Former US President George W. Bush, whose administration launched the US-led war against the Taliban in 2001, told DW he is concerned about the fate of Afghan women when US and NATO troops leave the country.

“I fear that Afghan women and girls will suffer untold suffering,” he said, adding that he is also concerned about interpreters and others who support foreign troops in Afghanistan.” It breaks my heart that they will be left behind to be slaughtered by these brutal people.”

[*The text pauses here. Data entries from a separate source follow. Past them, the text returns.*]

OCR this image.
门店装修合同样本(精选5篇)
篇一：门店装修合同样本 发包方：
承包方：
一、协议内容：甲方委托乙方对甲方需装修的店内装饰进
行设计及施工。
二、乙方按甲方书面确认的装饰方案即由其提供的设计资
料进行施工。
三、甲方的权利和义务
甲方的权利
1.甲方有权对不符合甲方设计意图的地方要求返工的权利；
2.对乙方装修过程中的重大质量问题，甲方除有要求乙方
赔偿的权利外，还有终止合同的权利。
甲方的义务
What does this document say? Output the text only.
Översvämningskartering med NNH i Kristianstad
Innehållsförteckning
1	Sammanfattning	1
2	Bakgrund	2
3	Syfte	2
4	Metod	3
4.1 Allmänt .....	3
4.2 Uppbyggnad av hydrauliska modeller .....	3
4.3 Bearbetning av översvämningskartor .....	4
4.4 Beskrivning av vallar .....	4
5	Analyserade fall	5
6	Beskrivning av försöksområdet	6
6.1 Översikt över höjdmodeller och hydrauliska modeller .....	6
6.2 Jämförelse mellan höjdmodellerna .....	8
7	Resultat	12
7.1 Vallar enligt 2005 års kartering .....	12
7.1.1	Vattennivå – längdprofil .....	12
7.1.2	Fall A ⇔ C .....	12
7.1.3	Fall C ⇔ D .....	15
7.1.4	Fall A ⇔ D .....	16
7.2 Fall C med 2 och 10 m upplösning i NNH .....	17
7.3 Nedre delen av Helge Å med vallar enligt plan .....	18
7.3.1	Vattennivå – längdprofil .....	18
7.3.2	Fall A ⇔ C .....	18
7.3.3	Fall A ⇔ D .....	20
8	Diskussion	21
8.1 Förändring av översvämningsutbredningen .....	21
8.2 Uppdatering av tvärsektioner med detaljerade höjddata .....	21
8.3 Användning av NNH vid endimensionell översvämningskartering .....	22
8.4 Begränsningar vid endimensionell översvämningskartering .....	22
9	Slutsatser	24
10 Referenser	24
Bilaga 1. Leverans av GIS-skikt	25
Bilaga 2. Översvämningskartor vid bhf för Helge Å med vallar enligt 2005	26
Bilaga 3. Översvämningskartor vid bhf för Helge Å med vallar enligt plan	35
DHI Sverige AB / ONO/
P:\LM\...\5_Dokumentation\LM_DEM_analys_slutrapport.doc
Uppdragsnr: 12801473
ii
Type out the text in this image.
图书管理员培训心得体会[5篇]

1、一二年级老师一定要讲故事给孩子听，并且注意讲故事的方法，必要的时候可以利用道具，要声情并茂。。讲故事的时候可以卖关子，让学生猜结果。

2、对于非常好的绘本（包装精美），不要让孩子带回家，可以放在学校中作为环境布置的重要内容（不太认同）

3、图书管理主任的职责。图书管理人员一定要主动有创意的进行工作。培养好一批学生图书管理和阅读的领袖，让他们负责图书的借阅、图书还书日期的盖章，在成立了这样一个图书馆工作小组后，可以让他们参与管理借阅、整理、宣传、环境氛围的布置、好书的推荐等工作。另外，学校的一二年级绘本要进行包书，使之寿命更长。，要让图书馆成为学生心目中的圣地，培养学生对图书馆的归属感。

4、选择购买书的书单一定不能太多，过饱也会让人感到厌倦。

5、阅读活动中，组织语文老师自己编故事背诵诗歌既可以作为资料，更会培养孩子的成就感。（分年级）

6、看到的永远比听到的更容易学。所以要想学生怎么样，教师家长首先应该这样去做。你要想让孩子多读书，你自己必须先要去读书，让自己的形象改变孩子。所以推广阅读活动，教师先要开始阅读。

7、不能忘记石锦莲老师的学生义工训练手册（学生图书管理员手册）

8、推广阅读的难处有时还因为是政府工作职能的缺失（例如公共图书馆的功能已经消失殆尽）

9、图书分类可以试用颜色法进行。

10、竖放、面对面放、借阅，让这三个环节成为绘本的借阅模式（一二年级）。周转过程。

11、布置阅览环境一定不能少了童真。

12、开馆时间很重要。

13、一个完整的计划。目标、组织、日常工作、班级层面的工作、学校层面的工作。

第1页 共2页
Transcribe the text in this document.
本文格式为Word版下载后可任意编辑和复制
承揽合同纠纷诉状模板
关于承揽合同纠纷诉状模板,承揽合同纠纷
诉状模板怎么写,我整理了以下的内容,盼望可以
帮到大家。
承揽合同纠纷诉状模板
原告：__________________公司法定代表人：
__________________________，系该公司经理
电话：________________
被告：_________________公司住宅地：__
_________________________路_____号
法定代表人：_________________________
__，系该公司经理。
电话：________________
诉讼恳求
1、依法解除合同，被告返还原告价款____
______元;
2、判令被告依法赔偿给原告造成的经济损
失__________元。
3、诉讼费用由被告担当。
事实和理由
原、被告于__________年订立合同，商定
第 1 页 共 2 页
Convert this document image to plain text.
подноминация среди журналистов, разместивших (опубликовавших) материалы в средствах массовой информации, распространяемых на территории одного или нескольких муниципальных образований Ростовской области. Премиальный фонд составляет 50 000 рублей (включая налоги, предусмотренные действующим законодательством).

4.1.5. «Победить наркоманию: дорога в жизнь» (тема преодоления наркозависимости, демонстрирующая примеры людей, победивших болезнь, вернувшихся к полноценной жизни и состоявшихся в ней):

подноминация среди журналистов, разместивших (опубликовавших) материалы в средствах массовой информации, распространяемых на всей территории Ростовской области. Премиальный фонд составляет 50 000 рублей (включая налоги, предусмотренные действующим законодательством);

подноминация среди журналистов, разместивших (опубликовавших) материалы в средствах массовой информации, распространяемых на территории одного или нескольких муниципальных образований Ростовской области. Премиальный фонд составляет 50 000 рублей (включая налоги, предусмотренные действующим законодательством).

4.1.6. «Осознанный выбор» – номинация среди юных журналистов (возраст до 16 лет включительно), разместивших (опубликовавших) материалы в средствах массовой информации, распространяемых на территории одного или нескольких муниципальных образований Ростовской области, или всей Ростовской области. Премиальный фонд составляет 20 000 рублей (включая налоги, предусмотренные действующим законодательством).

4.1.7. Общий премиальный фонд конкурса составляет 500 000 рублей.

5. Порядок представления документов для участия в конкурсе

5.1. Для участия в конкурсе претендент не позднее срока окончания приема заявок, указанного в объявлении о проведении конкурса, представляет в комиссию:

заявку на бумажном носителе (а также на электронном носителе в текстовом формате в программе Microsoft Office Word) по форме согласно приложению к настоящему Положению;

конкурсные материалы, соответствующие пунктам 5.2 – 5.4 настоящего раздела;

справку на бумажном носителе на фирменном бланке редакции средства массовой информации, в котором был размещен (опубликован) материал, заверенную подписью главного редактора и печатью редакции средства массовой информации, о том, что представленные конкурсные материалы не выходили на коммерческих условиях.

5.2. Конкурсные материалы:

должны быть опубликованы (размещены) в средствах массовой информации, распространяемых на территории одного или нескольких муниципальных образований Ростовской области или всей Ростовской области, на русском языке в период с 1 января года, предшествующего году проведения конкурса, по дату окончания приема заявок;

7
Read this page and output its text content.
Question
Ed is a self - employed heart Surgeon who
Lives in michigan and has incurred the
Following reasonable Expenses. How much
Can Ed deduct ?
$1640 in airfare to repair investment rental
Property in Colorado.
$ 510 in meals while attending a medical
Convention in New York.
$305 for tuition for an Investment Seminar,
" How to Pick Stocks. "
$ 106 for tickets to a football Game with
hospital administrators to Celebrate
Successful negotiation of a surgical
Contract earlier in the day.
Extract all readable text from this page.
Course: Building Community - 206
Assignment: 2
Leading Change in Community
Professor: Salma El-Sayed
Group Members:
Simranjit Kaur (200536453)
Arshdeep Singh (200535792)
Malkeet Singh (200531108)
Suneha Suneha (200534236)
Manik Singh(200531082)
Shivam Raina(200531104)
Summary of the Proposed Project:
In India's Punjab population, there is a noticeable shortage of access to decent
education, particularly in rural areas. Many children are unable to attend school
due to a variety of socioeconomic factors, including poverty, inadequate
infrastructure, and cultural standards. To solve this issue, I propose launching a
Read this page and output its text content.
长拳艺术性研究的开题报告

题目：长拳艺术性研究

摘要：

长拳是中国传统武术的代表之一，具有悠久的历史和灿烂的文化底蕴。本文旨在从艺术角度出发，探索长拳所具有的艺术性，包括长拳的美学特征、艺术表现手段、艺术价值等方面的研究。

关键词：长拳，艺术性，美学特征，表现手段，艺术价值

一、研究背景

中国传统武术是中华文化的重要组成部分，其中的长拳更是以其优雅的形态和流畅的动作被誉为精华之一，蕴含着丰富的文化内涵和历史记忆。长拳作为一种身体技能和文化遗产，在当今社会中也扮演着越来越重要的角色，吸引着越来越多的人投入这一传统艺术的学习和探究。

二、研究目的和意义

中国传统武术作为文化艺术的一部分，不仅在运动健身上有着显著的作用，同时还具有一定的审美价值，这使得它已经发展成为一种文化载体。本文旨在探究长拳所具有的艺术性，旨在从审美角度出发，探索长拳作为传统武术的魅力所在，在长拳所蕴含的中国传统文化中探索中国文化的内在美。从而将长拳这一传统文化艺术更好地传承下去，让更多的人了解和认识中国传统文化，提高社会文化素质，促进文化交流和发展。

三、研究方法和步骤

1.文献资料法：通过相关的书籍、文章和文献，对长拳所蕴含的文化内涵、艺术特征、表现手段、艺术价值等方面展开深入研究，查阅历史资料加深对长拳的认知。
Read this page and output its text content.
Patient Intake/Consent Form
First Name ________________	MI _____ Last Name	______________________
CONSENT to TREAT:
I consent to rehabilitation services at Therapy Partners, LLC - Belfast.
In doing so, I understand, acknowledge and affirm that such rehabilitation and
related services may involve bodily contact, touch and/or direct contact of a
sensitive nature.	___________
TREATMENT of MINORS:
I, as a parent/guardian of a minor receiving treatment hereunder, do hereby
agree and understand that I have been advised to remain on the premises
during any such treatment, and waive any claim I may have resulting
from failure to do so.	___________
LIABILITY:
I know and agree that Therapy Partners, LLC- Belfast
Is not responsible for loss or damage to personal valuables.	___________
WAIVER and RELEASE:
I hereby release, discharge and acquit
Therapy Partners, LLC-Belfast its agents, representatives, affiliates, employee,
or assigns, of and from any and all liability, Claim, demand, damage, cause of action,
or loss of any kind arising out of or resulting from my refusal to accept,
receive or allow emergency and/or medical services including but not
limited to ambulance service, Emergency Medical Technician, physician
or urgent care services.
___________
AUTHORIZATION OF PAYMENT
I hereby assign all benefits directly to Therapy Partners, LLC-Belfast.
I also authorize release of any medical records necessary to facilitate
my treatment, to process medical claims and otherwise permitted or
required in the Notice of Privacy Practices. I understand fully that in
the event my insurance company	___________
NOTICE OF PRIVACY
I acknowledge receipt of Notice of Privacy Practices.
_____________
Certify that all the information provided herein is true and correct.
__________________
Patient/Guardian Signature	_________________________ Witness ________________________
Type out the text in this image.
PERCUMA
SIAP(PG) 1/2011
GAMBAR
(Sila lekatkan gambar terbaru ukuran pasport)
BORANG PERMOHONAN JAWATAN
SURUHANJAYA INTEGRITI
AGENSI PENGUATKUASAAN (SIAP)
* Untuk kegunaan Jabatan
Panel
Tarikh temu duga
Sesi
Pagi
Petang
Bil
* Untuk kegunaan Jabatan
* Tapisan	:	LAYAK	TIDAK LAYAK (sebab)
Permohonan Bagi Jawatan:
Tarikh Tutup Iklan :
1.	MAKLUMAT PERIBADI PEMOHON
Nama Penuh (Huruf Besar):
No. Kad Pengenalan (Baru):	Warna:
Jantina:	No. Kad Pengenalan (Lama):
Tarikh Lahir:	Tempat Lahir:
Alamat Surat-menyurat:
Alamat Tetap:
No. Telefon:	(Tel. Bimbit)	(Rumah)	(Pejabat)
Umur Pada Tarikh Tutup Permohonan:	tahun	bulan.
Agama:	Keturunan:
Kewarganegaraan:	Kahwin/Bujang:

Bush’s remarks were a reference to the hardline Islamist Taliban, who are pushing across the country for the withdrawal of US and NATO troops, which is due to end in September, 20 years after the war began.

The former US president sent troops to Afghanistan in the autumn of 2001, after the September 11 terrorist attacks in the US.

Bush added that he believed German Chancellor Angela Merkel felt “the same way” about withdrawing troops.

When DW asked Kabul-based journalist Ali Latifi about Bush’s remarks, he said. I find it very interesting that he is suddenly worried about women and children. He added; “His war has left many people widowed and many children orphaned.

The end of 20 years of war

In early May, US and NATO troops began their withdrawal from Afghanistan.

The US military recently declared that the ongoing withdrawal is more than 90 percent complete, and President Joe Biden said it will end on 31 August.

At the end of June, Germany announced that it had withdrawn all its troops from the country and closed its consulate general in Mazar-e-Sharif in northern Afghanistan.

Italy also announced the end of its mission in Afghanistan and Poland brought all its troops home.

US and NATO troops withdrew on 2 July from the symbolic Bagram airbase in Kabul, which had been the center of US military operations in the country.

Who controls Afghanistan?

Political and military control has handed over to the Afghan government to negotiate peace with the Taliban.

But the Taliban have been on the offensive, especially in rural Afghanistan, to bring more areas under their control.

On Wednesday, they reported that they had taken control of Spin Boldak, a strategic border crossing between Afghanistan and Pakistan.

Biden last week ruled out further intervention in the country, saying the US had achieved its goals of “capturing the terrorists who attacked us on 9/11, bringing Osama bin Laden to justice and reducing the terrorist threat“.

He said. We are not going to Afghanistan to build a nation. And only the Afghan people have the right and the responsibility to decide their future and how they want to run their country.”

When asked about the legacy of the war in Afghanistan, journalist Ali Rafet said, “The fact that we have these problems is a legacy of the war. The fact that we have these problems is the legacy, isn’t it? The fact that the Taliban are still able to pose a threat to the government and the security forces, the fact that we still have these battles and the fact that we still wonder what can happen to the women, the children, the translators, you know, 20 years later that is the legacy”.